Last weekend, I was starting to go stir-crazy. I hadn’t been outside more than twice during the week to walk around the neighborhood, thanks to chilly rain, and, given the coronavirus surge in our region, I did not run any errands. So when the sun finally emerged and the temperature hit 60, we drove to a nature preserve about a half-hour south of home.

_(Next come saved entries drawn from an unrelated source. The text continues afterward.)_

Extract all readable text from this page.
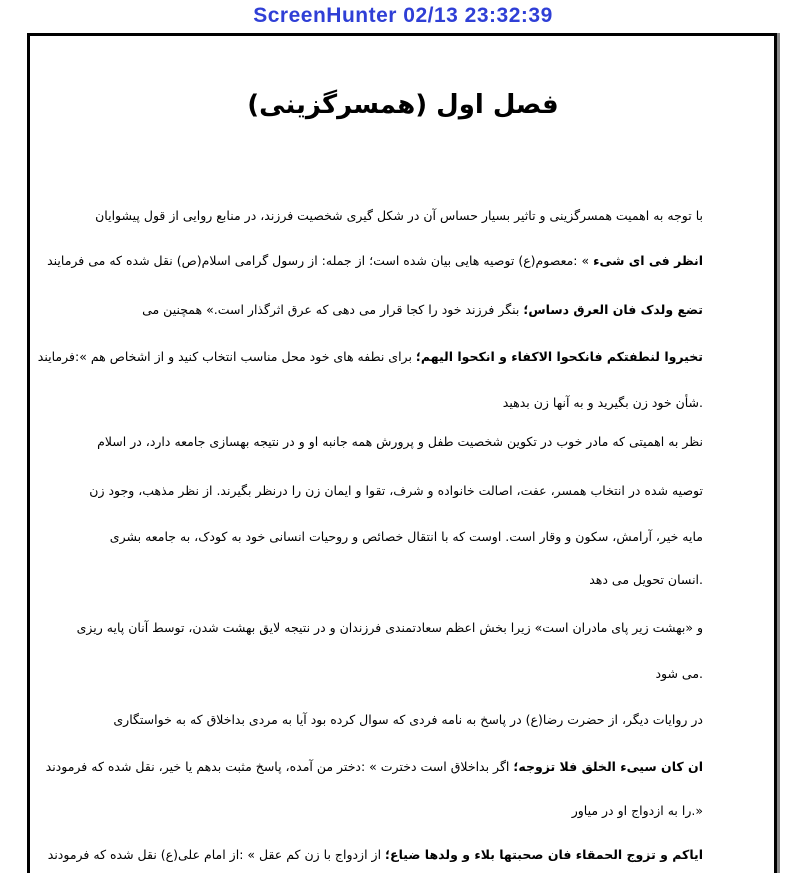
ScreenHunter 02/13 23:32:39
فصل اول (همسرگزینی)
با توجه به اهمیت همسرگزینی و تاثیر بسیار حساس آن در شکل گیری شخصیت فرزند، در منابع روایی از قول پیشوایان
انظر فی ای شیء » :معصوم(ع) توصیه هایی بیان شده است؛ از جمله: از رسول گرامی اسلام(ص) نقل شده که می فرمایند
تضع ولدک فان العرق دساس؛ بنگر فرزند خود را کجا قرار می دهی که عرق اثرگذار است.» همچنین می
تخیروا لنطفتکم فانکحوا الاکفاء و انکحوا الیهم؛ برای نطفه های خود محل مناسب انتخاب کنید و از اشخاص هم »:فرمایند
.شأن خود زن بگیرید و به آنها زن بدهید
نظر به اهمیتی که مادر خوب در تکوین شخصیت طفل و پرورش همه جانبه او و در نتیجه بهسازی جامعه دارد، در اسلام
توصیه شده در انتخاب همسر، عفت، اصالت خانواده و شرف، تقوا و ایمان زن را درنظر بگیرند. از نظر مذهب، وجود زن
مایه خیر، آرامش، سکون و وقار است. اوست که با انتقال خصائص و روحیات انسانی خود به کودک، به جامعه بشری
.انسان تحویل می دهد
و «بهشت زیر پای مادران است» زیرا بخش اعظم سعادتمندی فرزندان و در نتیجه لایق بهشت شدن، توسط آنان پایه ریزی
.می شود
در روایات دیگر، از حضرت رضا(ع) در پاسخ به نامه فردی که سوال کرده بود آیا به مردی بداخلاق که به خواستگاری
ان کان سییء الخلق فلا تزوجه؛ اگر بداخلاق است دخترت » :دختر من آمده، پاسخ مثبت بدهم یا خیر، نقل شده که فرمودند
«.را به ازدواج او در میاور
ایاکم و تزوج الحمقاء فان صحبتها بلاء و ولدها ضیاع؛ از ازدواج با زن کم عقل » :از امام علی(ع) نقل شده که فرمودند
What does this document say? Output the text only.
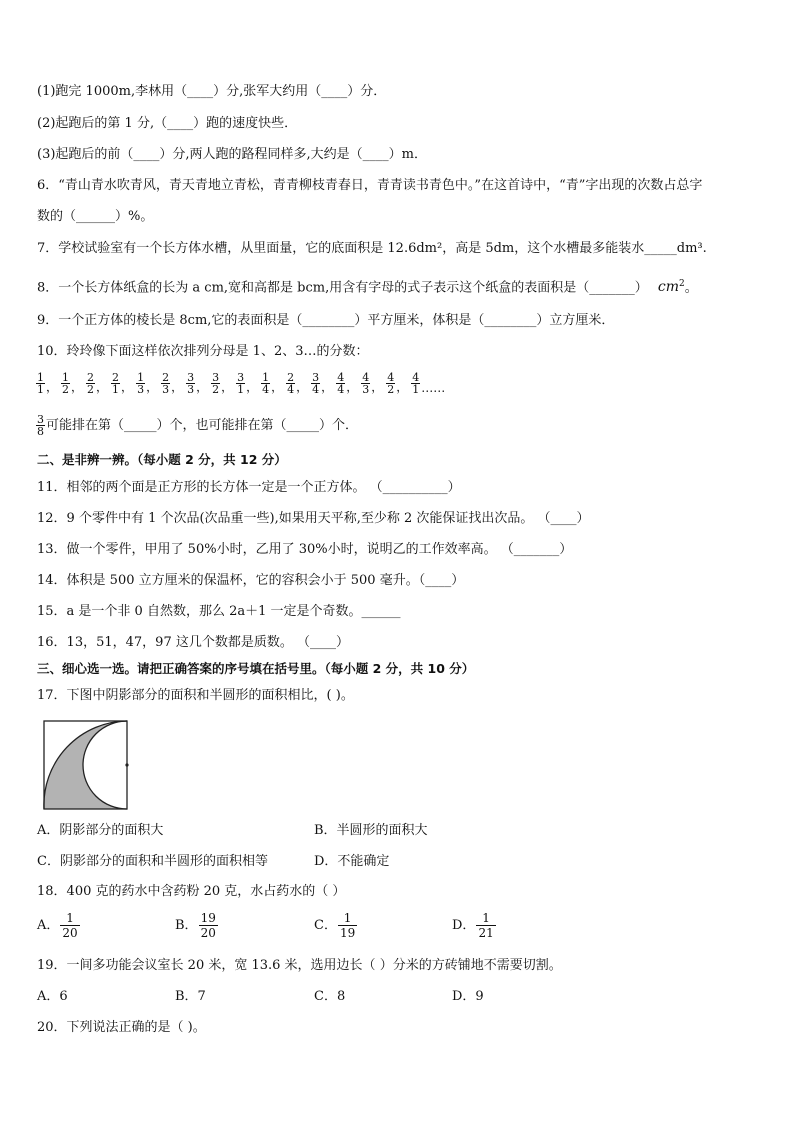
(1)跑完 1000m,李林用（____）分,张军大约用（____）分．
(2)起跑后的第 1 分,（____）跑的速度快些．
(3)起跑后的前（____）分,两人跑的路程同样多,大约是（____）m．
6．“青山青水吹青风，青天青地立青松，青青柳枝青春日，青青读书青色中。”在这首诗中，“青”字出现的次数占总字
数的（______）%。
7．学校试验室有一个长方体水槽，从里面量，它的底面积是 12.6dm²，高是 5dm，这个水槽最多能装水_____dm³.
8．一个长方体纸盒的长为 a cm,宽和高都是 bcm,用含有字母的式子表示这个纸盒的表面积是（_______） $cm^2$。
9．一个正方体的棱长是 8cm,它的表面积是（________）平方厘米，体积是（________）立方厘米．
10．玲玲像下面这样依次排列分母是 1、2、3…的分数：
$\frac{1}{1}$ ， $\frac{1}{2}$ ， $\frac{2}{2}$ ， $\frac{2}{1}$ ， $\frac{1}{3}$ ， $\frac{2}{3}$ ， $\frac{3}{3}$ ， $\frac{3}{2}$ ， $\frac{3}{1}$ ， $\frac{1}{4}$ ， $\frac{2}{4}$ ， $\frac{3}{4}$ ， $\frac{4}{4}$ ， $\frac{4}{3}$ ， $\frac{4}{2}$ ， $\frac{4}{1}$ ……
$\frac{3}{8}$ 可能排在第（_____）个，也可能排在第（_____）个．
二、是非辨一辨。（每小题 2 分，共 12 分）
11．相邻的两个面是正方形的长方体一定是一个正方体。 （__________）
12．9 个零件中有 1 个次品(次品重一些),如果用天平称,至少称 2 次能保证找出次品。 （____）
13．做一个零件，甲用了 50%小时，乙用了 30%小时，说明乙的工作效率高。 （_______）
14．体积是 500 立方厘米的保温杯，它的容积会小于 500 毫升。（____）
15．a 是一个非 0 自然数，那么 2a＋1 一定是个奇数。______
16．13，51，47，97 这几个数都是质数。 （____）
三、细心选一选。请把正确答案的序号填在括号里。（每小题 2 分，共 10 分）
17．下图中阴影部分的面积和半圆形的面积相比，( )。
A．阴影部分的面积大	B．半圆形的面积大
C．阴影部分的面积和半圆形的面积相等	D．不能确定
18．400 克的药水中含药粉 20 克，水占药水的（ ）
A． $\frac{1}{20}$	B． $\frac{19}{20}$	C． $\frac{1}{19}$	D． $\frac{1}{21}$
19．一间多功能会议室长 20 米，宽 13.6 米，选用边长（ ）分米的方砖铺地不需要切割。
A．6	B．7	C．8	D．9
20．下列说法正确的是（ )。
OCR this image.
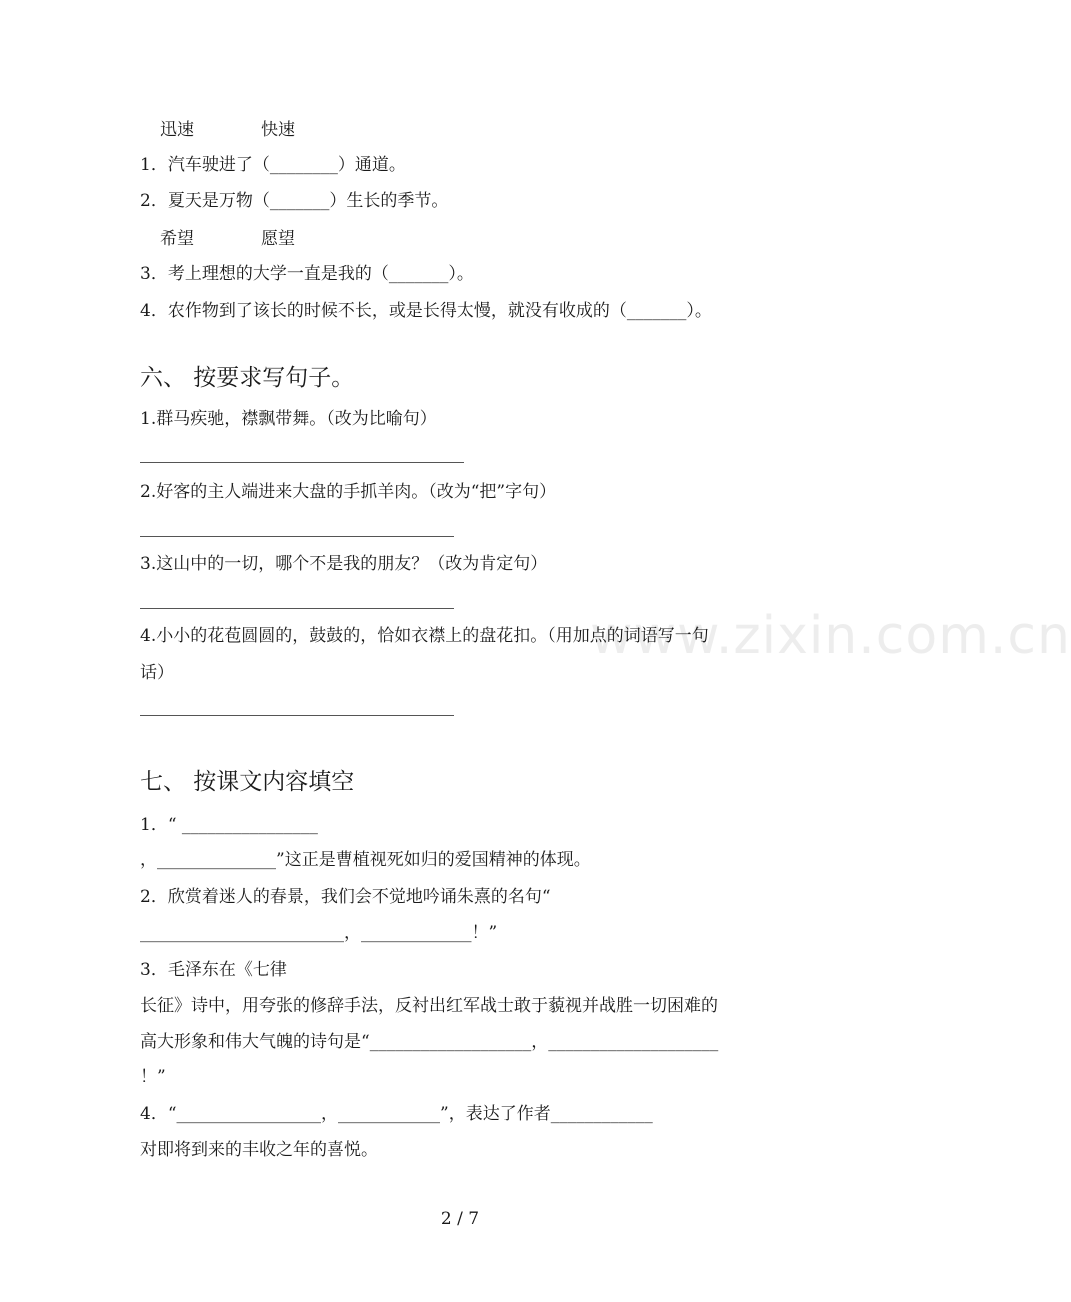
www.zixin.com.cn
迅速	快速
1．汽车驶进了（________）通道。
2．夏天是万物（_______）生长的季节。
希望	愿望
3．考上理想的大学一直是我的（_______）。
4．农作物到了该长的时候不长，或是长得太慢，就没有收成的（_______）。
六、 按要求写句子。
1.群马疾驰，襟飘带舞。（改为比喻句）
2.好客的主人端进来大盘的手抓羊肉。（改为“把”字句）
3.这山中的一切，哪个不是我的朋友？（改为肯定句）
4.小小的花苞圆圆的，鼓鼓的，恰如衣襟上的盘花扣。（用加点的词语写一句
话）
七、 按课文内容填空
1．“ ________________
，______________”这正是曹植视死如归的爱国精神的体现。
2．欣赏着迷人的春景，我们会不觉地吟诵朱熹的名句“
________________________，_____________！”
3．毛泽东在《七律
长征》诗中，用夸张的修辞手法，反衬出红军战士敢于藐视并战胜一切困难的
高大形象和伟大气魄的诗句是“___________________，____________________
！”
4．“_________________，____________”，表达了作者____________
对即将到来的丰收之年的喜悦。
2 / 7
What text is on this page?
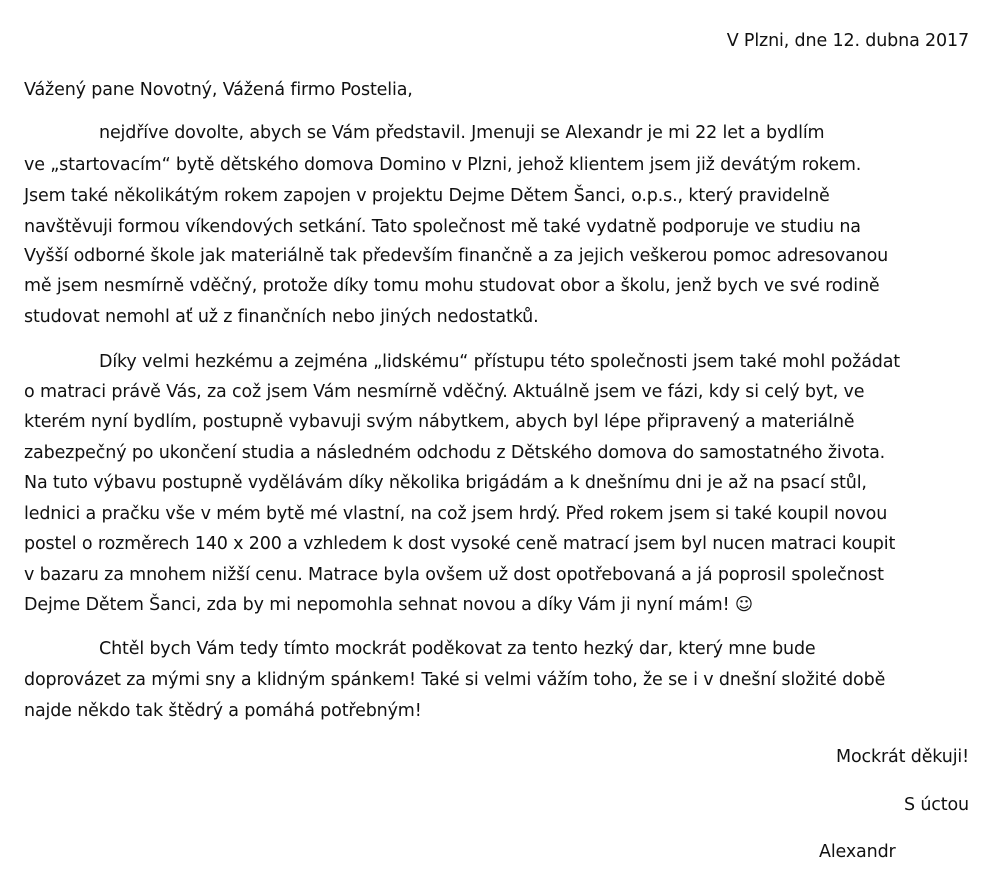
V Plzni, dne 12. dubna 2017
Vážený pane Novotný, Vážená firmo Postelia,
nejdříve dovolte, abych se Vám představil. Jmenuji se Alexandr je mi 22 let a bydlím
ve „startovacím“ bytě dětského domova Domino v Plzni, jehož klientem jsem již devátým rokem.
Jsem také několikátým rokem zapojen v projektu Dejme Dětem Šanci, o.p.s., který pravidelně
navštěvuji formou víkendových setkání. Tato společnost mě také vydatně podporuje ve studiu na
Vyšší odborné škole jak materiálně tak především finančně a za jejich veškerou pomoc adresovanou
mě jsem nesmírně vděčný, protože díky tomu mohu studovat obor a školu, jenž bych ve své rodině
studovat nemohl ať už z finančních nebo jiných nedostatků.
Díky velmi hezkému a zejména „lidskému“ přístupu této společnosti jsem také mohl požádat
o matraci právě Vás, za což jsem Vám nesmírně vděčný. Aktuálně jsem ve fázi, kdy si celý byt, ve
kterém nyní bydlím, postupně vybavuji svým nábytkem, abych byl lépe připravený a materiálně
zabezpečný po ukončení studia a následném odchodu z Dětského domova do samostatného života.
Na tuto výbavu postupně vydělávám díky několika brigádám a k dnešnímu dni je až na psací stůl,
lednici a pračku vše v mém bytě mé vlastní, na což jsem hrdý. Před rokem jsem si také koupil novou
postel o rozměrech 140 x 200 a vzhledem k dost vysoké ceně matrací jsem byl nucen matraci koupit
v bazaru za mnohem nižší cenu. Matrace byla ovšem už dost opotřebovaná a já poprosil společnost
Dejme Dětem Šanci, zda by mi nepomohla sehnat novou a díky Vám ji nyní mám! ☺
Chtěl bych Vám tedy tímto mockrát poděkovat za tento hezký dar, který mne bude
doprovázet za mými sny a klidným spánkem! Také si velmi vážím toho, že se i v dnešní složité době
najde někdo tak štědrý a pomáhá potřebným!
Mockrát děkuji!
S úctou
Alexandr
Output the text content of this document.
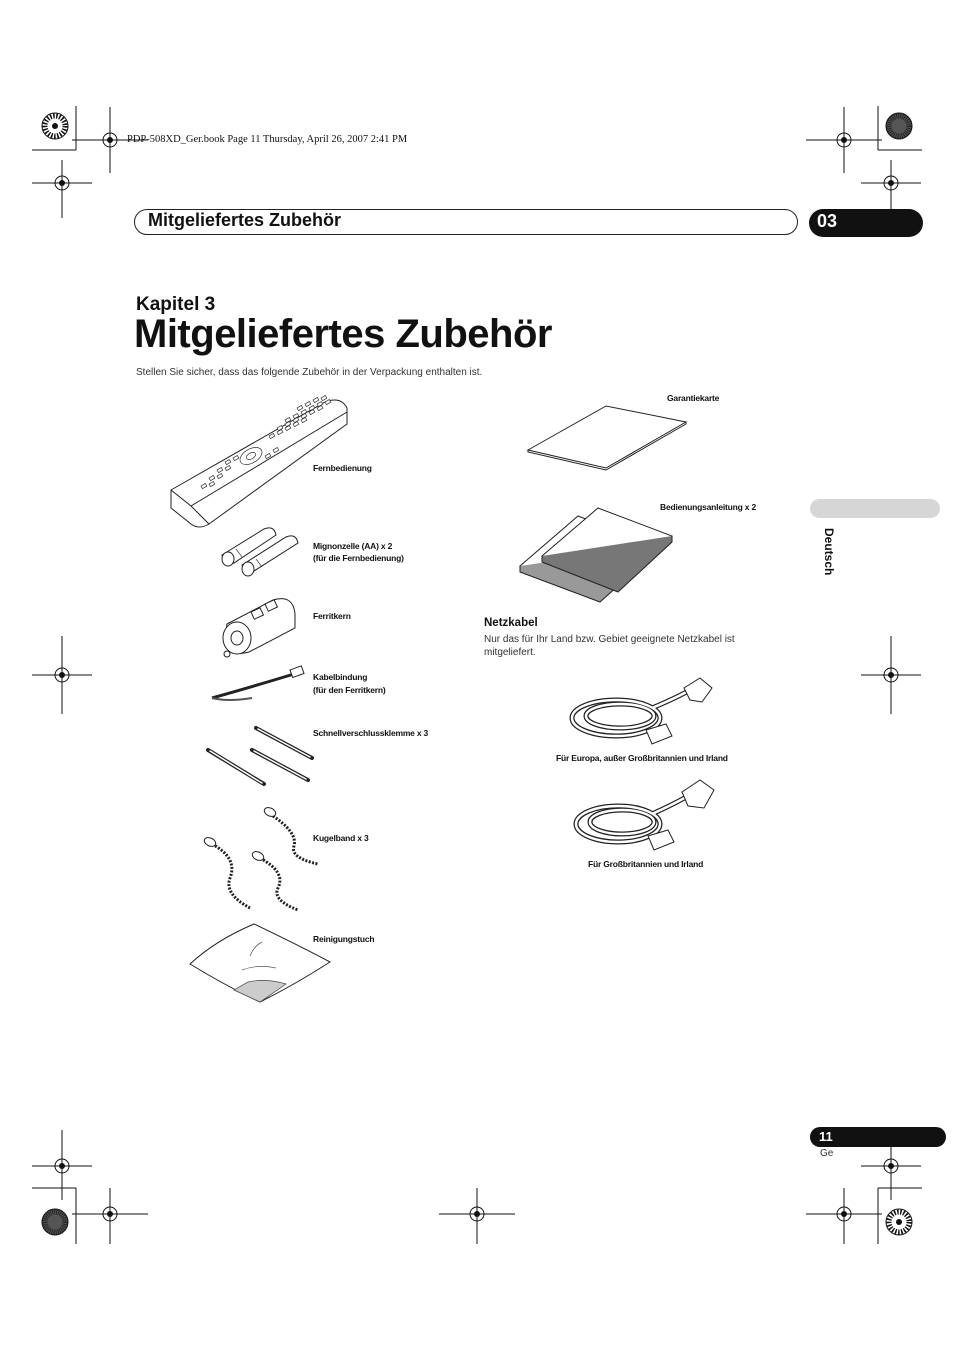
PDP-508XD_Ger.book Page 11 Thursday, April 26, 2007 2:41 PM
Mitgeliefertes Zubehör	03
Kapitel 3
Mitgeliefertes Zubehör
Stellen Sie sicher, dass das folgende Zubehör in der Verpackung enthalten ist.
Deutsch
Fernbedienung
Mignonzelle (AA) x 2
(für die Fernbedienung)
Ferritkern
Kabelbindung
(für den Ferritkern)
Schnellverschlussklemme x 3
Kugelband x 3
Reinigungstuch
Garantiekarte
Bedienungsanleitung x 2
Netzkabel
Nur das für Ihr Land bzw. Gebiet geeignete Netzkabel ist mitgeliefert.
Für Europa, außer Großbritannien und Irland
Für Großbritannien und Irland
11
Ge
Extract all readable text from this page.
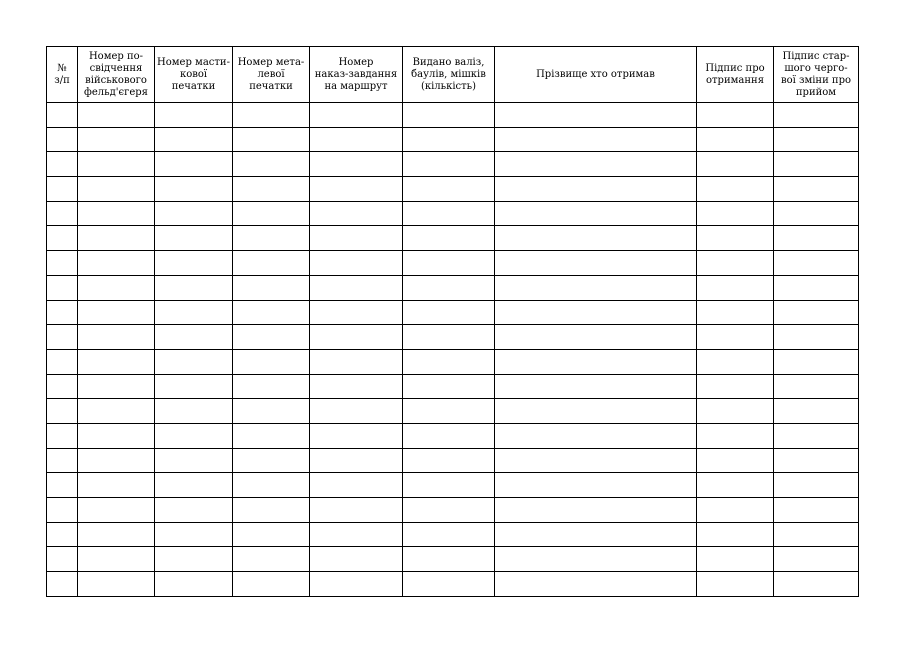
№
з/п	Номер по-
свідчення
військового
фельд'єгеря	Номер масти-
кової печатки	Номер мета-
левої печатки	Номер
наказ-завдання
на маршрут	Видано валіз,
баулів, мішків
(кількість)	Прізвище хто отримав	Підпис про
отримання	Підпис стар-
шого черго-
вої зміни про
прийом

On the way, we passed electronic highways signs urging out-of-state visitors to Massachusetts to self-quarantine for 14 days. Necessary warning, but it made my heart heavy. Traffic was moderate, and the small parking lot for the preserve, Cormier Woods, was almost full. With no one nearby, yet, we looped our face masks around our ears and tucked the fabric under our chins.
As soon as we headed down the first trail, I began to relax. Just getting out in fresh air, in a sylvan setting, was a relief. Nature, which has brought us the deadly coronavirus (with all too much help from humans), also now brings life’s rebirth here in the Northern Hemisphere. Each emerald sprout, each hopeful pine sapling pushing through fallen leaves, reaching for light, promised that life still flourishes.
When other hikers passed us by, we all performed the new greeting ritual—pull up the mask over your nose and mouth, step to the side about six feet, and wish each other well. Everyone seemed in good spirits, and it was nice to see others in the flesh, rather than via computer pixels.